Inyo County Sheriff W.L. "Dad" Moore wrote to the Independent correcting Hobbs' error-filled account of the January 1865 McGuire family murders at Haiwee Meadows and subsequent Native American massacre at Owens Lake. In addition to getting many basic dates, names, and details incorrect, Wild Life also paints Hobbs as a major player in both events. In his letter to the Independent, Moore asserts that Hobbs was not present at all, and in fact "was never in this country until four or five years after these occurrences." Moore further expounded: "During my life I have read a number of fabulous narratives, romances founded on the semblance of facts; but after reading that little yarn of Capt. Hobbs'...I am compelled to say that of the many stupendous frauds submitted to an enlightened public, this story of Hobbs' eclipses anything that has been written. [...] I must say that any person who is familiar with the history of this country will give no credence whatever to any of Capt. Hobbs' stories."

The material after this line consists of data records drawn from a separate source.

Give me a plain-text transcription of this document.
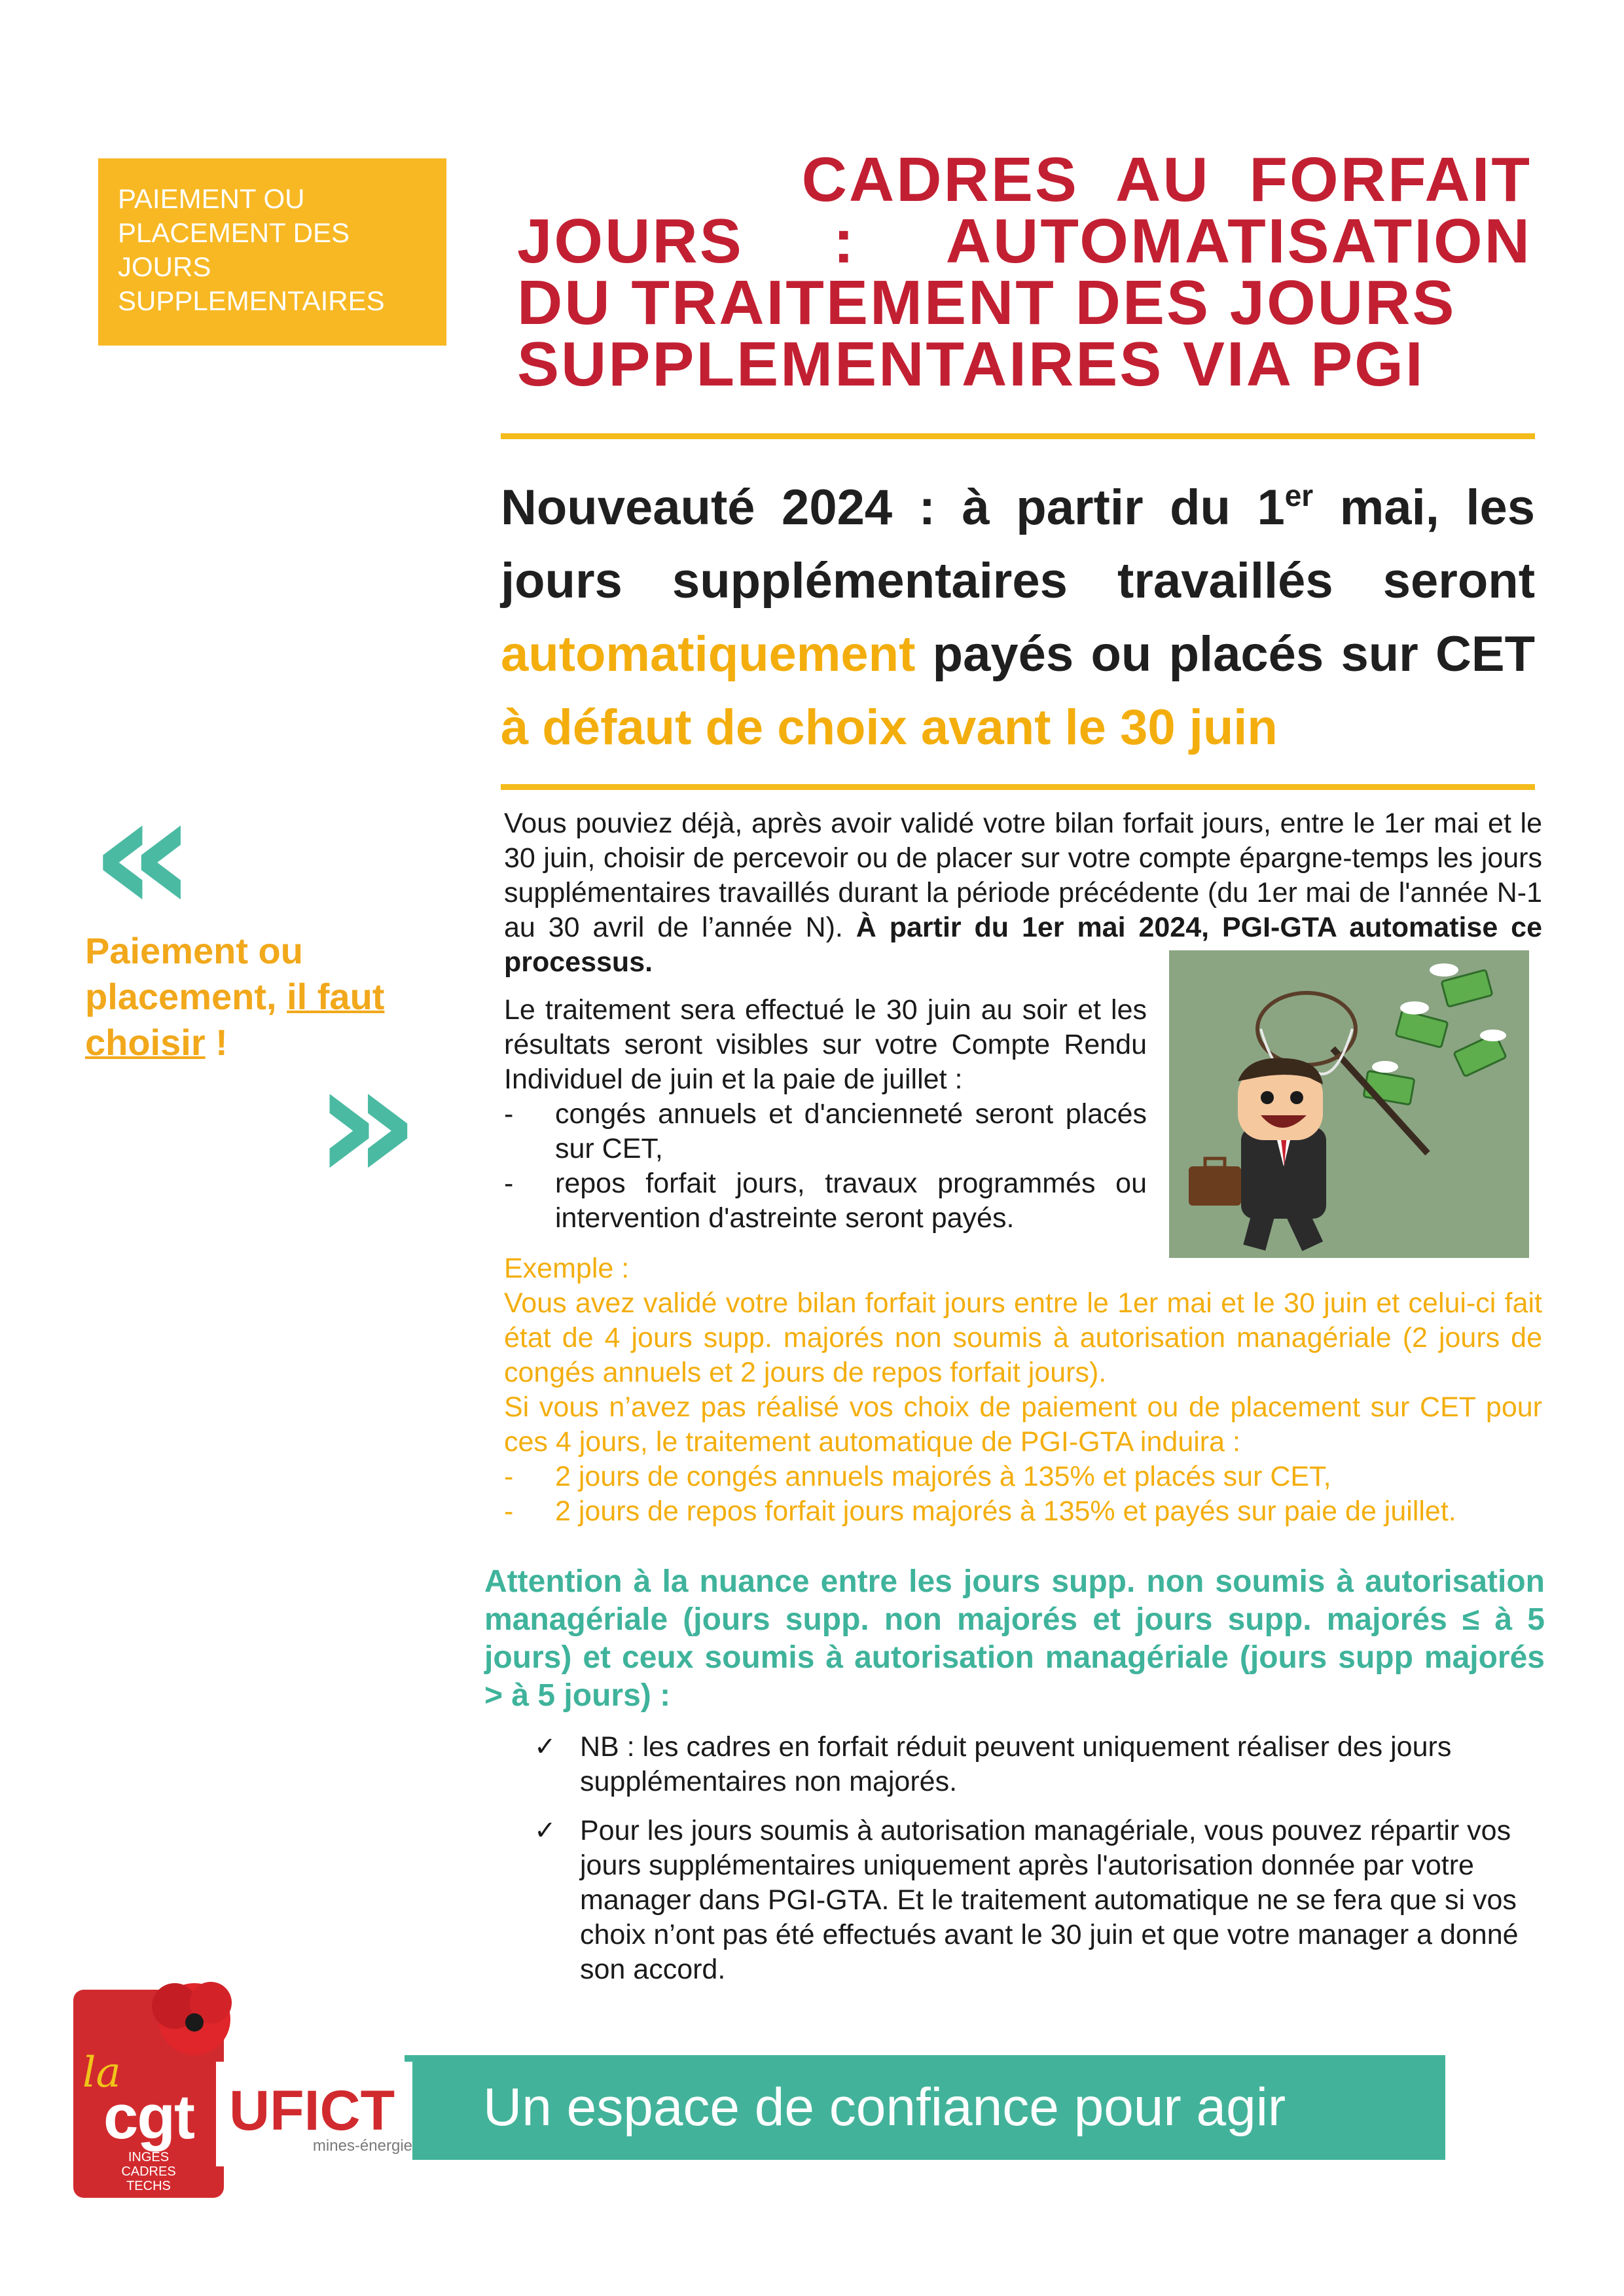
PAIEMENT OU
PLACEMENT DES
JOURS
SUPPLEMENTAIRES
CADRES AU FORFAIT
JOURS : AUTOMATISATION
DU TRAITEMENT DES JOURS
SUPPLEMENTAIRES VIA PGI
Nouveauté 2024 : à partir du 1er mai, les jours supplémentaires travaillés seront automatiquement payés ou placés sur CET à défaut de choix avant le 30 juin
«
Paiement ou
placement, il faut
choisir ! »
Vous pouviez déjà, après avoir validé votre bilan forfait jours, entre le 1er mai et le 30 juin, choisir de percevoir ou de placer sur votre compte épargne-temps les jours supplémentaires travaillés durant la période précédente (du 1er mai de l'année N-1 au 30 avril de l’année N). À partir du 1er mai 2024, PGI-GTA automatise ce processus.
Le traitement sera effectué le 30 juin au soir et les résultats seront visibles sur votre Compte Rendu Individuel de juin et la paie de juillet :
-	congés annuels et d'ancienneté seront placés sur CET,
-	repos forfait jours, travaux programmés ou intervention d'astreinte seront payés.
Exemple :
Vous avez validé votre bilan forfait jours entre le 1er mai et le 30 juin et celui-ci fait état de 4 jours supp. majorés non soumis à autorisation managériale (2 jours de congés annuels et 2 jours de repos forfait jours).
Si vous n’avez pas réalisé vos choix de paiement ou de placement sur CET pour ces 4 jours, le traitement automatique de PGI-GTA induira :
-	2 jours de congés annuels majorés à 135% et placés sur CET,
-	2 jours de repos forfait jours majorés à 135% et payés sur paie de juillet.
Attention à la nuance entre les jours supp. non soumis à autorisation managériale (jours supp. non majorés et jours supp. majorés ≤ à 5 jours) et ceux soumis à autorisation managériale (jours supp majorés > à 5 jours) :
✓ NB : les cadres en forfait réduit peuvent uniquement réaliser des jours supplémentaires non majorés.
✓ Pour les jours soumis à autorisation managériale, vous pouvez répartir vos jours supplémentaires uniquement après l'autorisation donnée par votre manager dans PGI-GTA. Et le traitement automatique ne se fera que si vos choix n’ont pas été effectués avant le 30 juin et que votre manager a donné son accord.
Un espace de confiance pour agir
la
cgt
INGÉS
CADRES
TECHS
UFICT
mines-énergie
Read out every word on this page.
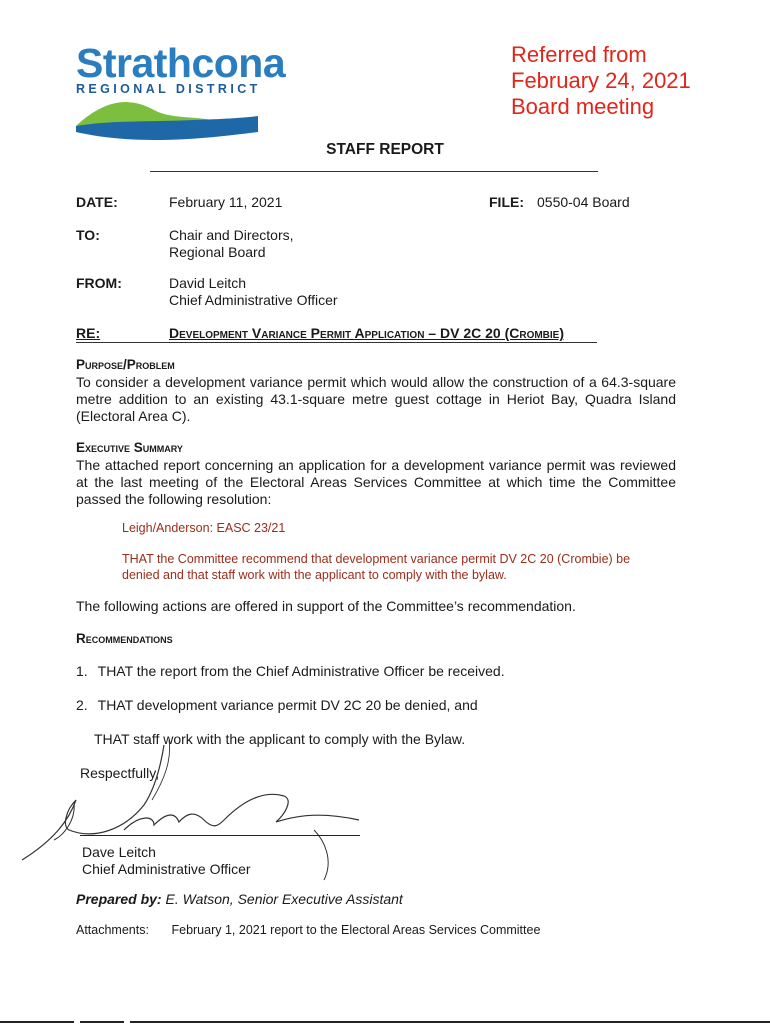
Strathcona
REGIONAL DISTRICT
Referred from
February 24, 2021
Board meeting
STAFF REPORT
DATE:	February 11, 2021	FILE: 0550-04 Board
TO:	Chair and Directors,
Regional Board
FROM:	David Leitch
Chief Administrative Officer
RE:	Development Variance Permit Application – DV 2C 20 (Crombie)
Purpose/Problem
To consider a development variance permit which would allow the construction of a 64.3-square metre addition to an existing 43.1-square metre guest cottage in Heriot Bay, Quadra Island (Electoral Area C).
Executive Summary
The attached report concerning an application for a development variance permit was reviewed at the last meeting of the Electoral Areas Services Committee at which time the Committee passed the following resolution:
Leigh/Anderson: EASC 23/21
THAT the Committee recommend that development variance permit DV 2C 20 (Crombie) be denied and that staff work with the applicant to comply with the bylaw.
The following actions are offered in support of the Committee’s recommendation.
Recommendations
1. THAT the report from the Chief Administrative Officer be received.
2. THAT development variance permit DV 2C 20 be denied, and
THAT staff work with the applicant to comply with the Bylaw.
Respectfully,
Dave Leitch
Chief Administrative Officer
Prepared by: E. Watson, Senior Executive Assistant
Attachments: February 1, 2021 report to the Electoral Areas Services Committee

In 1876, an acquaintance of Hobbs wrote Chicago's Inter Ocean newspaper with multiple accusations against the author's character, stating that "he is the author of [Wild Life] about as much as Spotted Tail is of the Pentateuch."

==Later reception==
In his 2003 book Kit Carson & His Three Wives: A Family History (published by University of New Mexico Press), Marc Simmons notes that Hobbs "claimed to have been a companion of" Kit Carson. Simmons further states that Wild Life in the Far West "popularized the fiction that" Carson's daughter Adaline's Arapaho name was "Prairie Flower," noting that Hobbs plagiarized the concept from the 1853 book Lena Leota, or The Prairie Flower by J.P.R. James.